A Vallo della Lucania incontro promosso dalla Fondazione Angelo Vassallo nell’ambito del progetto FUTURA 2030 per discutere il ruolo dei parchi tra tutela ambientale e sviluppo.
Vallo della Lucania, la Fondazione Angelo Vassallo promuove il progetto FUTURA 2030
A Vallo della Lucania la Fondazione Angelo Vassallo Sindaco Pescatore, presieduta da Dario Vassallo, ha organizzato un incontro pubblico dal titolo “Parchi Nazionali e Parco del Cilento, Vallo di Diano e Alburni: prospettive politiche e proposte”, inserito nel percorso FUTURA 2030 – Scuola Politica “Per la gente, tra la gente”. L’appuntamento, moderato da Barbara Landi, ha riunito rappresentanti istituzionali, cittadini, associazioni ambientaliste e operatori del settore.
L’iniziativa ha rappresentato un’occasione di confronto sulle politiche ambientali e sul ruolo strategico delle aree protette, considerate strumenti di tutela del patrimonio naturale ma anche leve di sviluppo sostenibile e coesione per le comunità delle aree interne.
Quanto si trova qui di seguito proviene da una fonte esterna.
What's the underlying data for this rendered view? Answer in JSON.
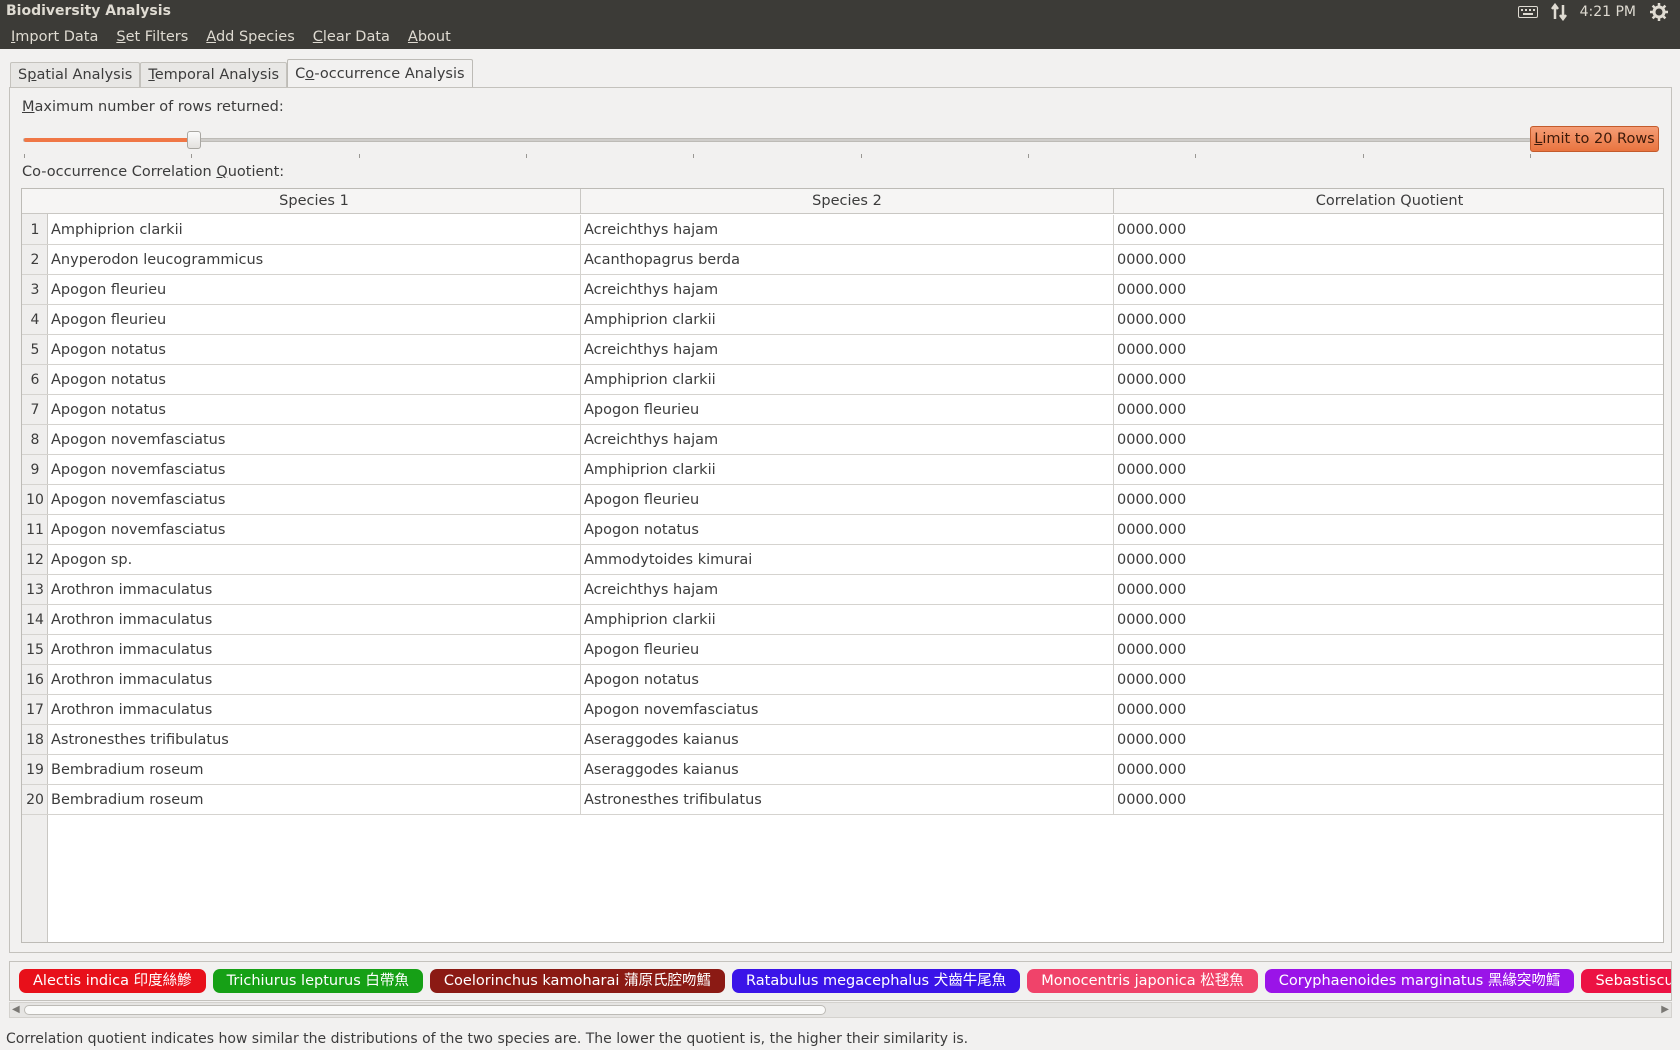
{
  "window": {
    "title": "Biodiversity Analysis"
  },
  "tray": {
    "keyboard_icon": "keyboard-icon",
    "network_icon": "network-arrows-icon",
    "clock": "4:21 PM",
    "settings_icon": "gear-icon"
  },
  "menu": {
    "items": [
      {
        "key": "I",
        "rest": "mport Data"
      },
      {
        "key": "S",
        "rest": "et Filters"
      },
      {
        "key": "A",
        "rest": "dd Species"
      },
      {
        "key": "C",
        "rest": "lear Data"
      },
      {
        "key": "A",
        "rest": "bout"
      }
    ]
  },
  "tabs": [
    {
      "pre": "S",
      "key": "p",
      "post": "atial Analysis",
      "active": false
    },
    {
      "pre": "",
      "key": "T",
      "post": "emporal Analysis",
      "active": false
    },
    {
      "pre": "C",
      "key": "o",
      "post": "-occurrence Analysis",
      "active": true
    }
  ],
  "controls": {
    "rows_label_key": "M",
    "rows_label_rest": "aximum number of rows returned:",
    "slider_fraction": 0.113,
    "limit_button_key": "L",
    "limit_button_rest": "imit to 20 Rows",
    "cq_label_pre": "Co-occurrence Correlation ",
    "cq_label_key": "Q",
    "cq_label_post": "uotient:"
  },
  "table": {
    "headers": [
      "Species 1",
      "Species 2",
      "Correlation Quotient"
    ],
    "rows": [
      [
        "1",
        "Amphiprion clarkii",
        "Acreichthys hajam",
        "0000.000"
      ],
      [
        "2",
        "Anyperodon leucogrammicus",
        "Acanthopagrus berda",
        "0000.000"
      ],
      [
        "3",
        "Apogon fleurieu",
        "Acreichthys hajam",
        "0000.000"
      ],
      [
        "4",
        "Apogon fleurieu",
        "Amphiprion clarkii",
        "0000.000"
      ],
      [
        "5",
        "Apogon notatus",
        "Acreichthys hajam",
        "0000.000"
      ],
      [
        "6",
        "Apogon notatus",
        "Amphiprion clarkii",
        "0000.000"
      ],
      [
        "7",
        "Apogon notatus",
        "Apogon fleurieu",
        "0000.000"
      ],
      [
        "8",
        "Apogon novemfasciatus",
        "Acreichthys hajam",
        "0000.000"
      ],
      [
        "9",
        "Apogon novemfasciatus",
        "Amphiprion clarkii",
        "0000.000"
      ],
      [
        "10",
        "Apogon novemfasciatus",
        "Apogon fleurieu",
        "0000.000"
      ],
      [
        "11",
        "Apogon novemfasciatus",
        "Apogon notatus",
        "0000.000"
      ],
      [
        "12",
        "Apogon sp.",
        "Ammodytoides kimurai",
        "0000.000"
      ],
      [
        "13",
        "Arothron immaculatus",
        "Acreichthys hajam",
        "0000.000"
      ],
      [
        "14",
        "Arothron immaculatus",
        "Amphiprion clarkii",
        "0000.000"
      ],
      [
        "15",
        "Arothron immaculatus",
        "Apogon fleurieu",
        "0000.000"
      ],
      [
        "16",
        "Arothron immaculatus",
        "Apogon notatus",
        "0000.000"
      ],
      [
        "17",
        "Arothron immaculatus",
        "Apogon novemfasciatus",
        "0000.000"
      ],
      [
        "18",
        "Astronesthes trifibulatus",
        "Aseraggodes kaianus",
        "0000.000"
      ],
      [
        "19",
        "Bembradium roseum",
        "Aseraggodes kaianus",
        "0000.000"
      ],
      [
        "20",
        "Bembradium roseum",
        "Astronesthes trifibulatus",
        "0000.000"
      ]
    ]
  },
  "species_chips": [
    {
      "label": "Alectis indica 印度絲鰺",
      "color": "#e8101a"
    },
    {
      "label": "Trichiurus lepturus 白帶魚",
      "color": "#16a016"
    },
    {
      "label": "Coelorinchus kamoharai 蒲原氏腔吻鱈",
      "color": "#8b1a14"
    },
    {
      "label": "Ratabulus megacephalus 犬齒牛尾魚",
      "color": "#3a14e8"
    },
    {
      "label": "Monocentris japonica 松毬魚",
      "color": "#f0436a"
    },
    {
      "label": "Coryphaenoides marginatus 黑緣突吻鱈",
      "color": "#9a14e8"
    },
    {
      "label": "Sebastiscus marmoratus",
      "color": "#ec1243"
    }
  ],
  "status": {
    "text": "Correlation quotient indicates how similar the distributions of the two species are. The lower the quotient is, the higher their similarity is."
  }
}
Il dibattito si è concentrato sulla valorizzazione dei parchi come fattori capaci di generare crescita economica, innovazione culturale e opportunità occupazionali, senza compromettere la salvaguardia del territorio.
Nel corso del suo intervento, Sergio Costa ha evidenziato l’importanza del contatto diretto con le comunità locali, sottolineando come il confronto sul territorio consenta di costruire proposte più concrete e condivise. Ha inoltre ribadito che i parchi non rappresentano un ostacolo allo sviluppo, ma risorse in grado di attrarre investimenti, turismo e lavoro, promuovendo un modello di crescita sostenibile e partecipato.
Durante l’incontro è stato affrontato anche il tema del recente ritrovamento di rifiuti interrati nel Parco del Cilento, nel territorio di Roccadaspide. Costa ha richiamato la propria esperienza alla guida della Forestale e dei Carabinieri Forestali, spiegando che fenomeni analoghi hanno interessato diverse aree del Paese per effetto di attività di criminalità ambientale protratte per decenni. Secondo quanto evidenziato, la risposta deve articolarsi su due fronti: indagini e interventi di bonifica, per sanare definitivamente le criticità ambientali.
È stato inoltre ricordato come i primi episodi di interramento risalgano agli anni Settanta e come la normativa del 2020, promossa durante il suo incarico al Ministero dell’Ambiente, abbia consentito l’avvio delle operazioni di messa in sicurezza dei siti contaminati, in un percorso che richiede tempi lunghi ma mira a garantire la tutela del territorio per le generazioni future.
Il presidente Dario Vassallo ha ribadito la visione della Fondazione, indicando il Parco come elemento di coesione per le aree interne e sottolineando la necessità di una programmazione strutturata nel medio e lungo periodo, capace di restituire centralità alle comunità locali. L’obiettivo, è stato evidenziato, è promuovere una politica radicata nei territori, in grado di trasformare tutela ambientale e sviluppo sostenibile in azioni concrete.
Nel corso dell’appuntamento sono intervenuti anche esperti, amministratori dei Comuni del Parco e rappresentanti delle associazioni ambientaliste, che hanno condiviso esperienze, criticità e proposte operative, richiamando l’importanza della partecipazione civica, della formazione e della collaborazione tra istituzioni e cittadini.
La Fondazione Angelo Vassallo Sindaco Pescatore ha annunciato che il percorso FUTURA 2030 proseguirà nei prossimi mesi con ulteriori incontri pubblici dedicati ai temi della legalità, della sostenibilità e del coinvolgimento attivo delle comunità locali.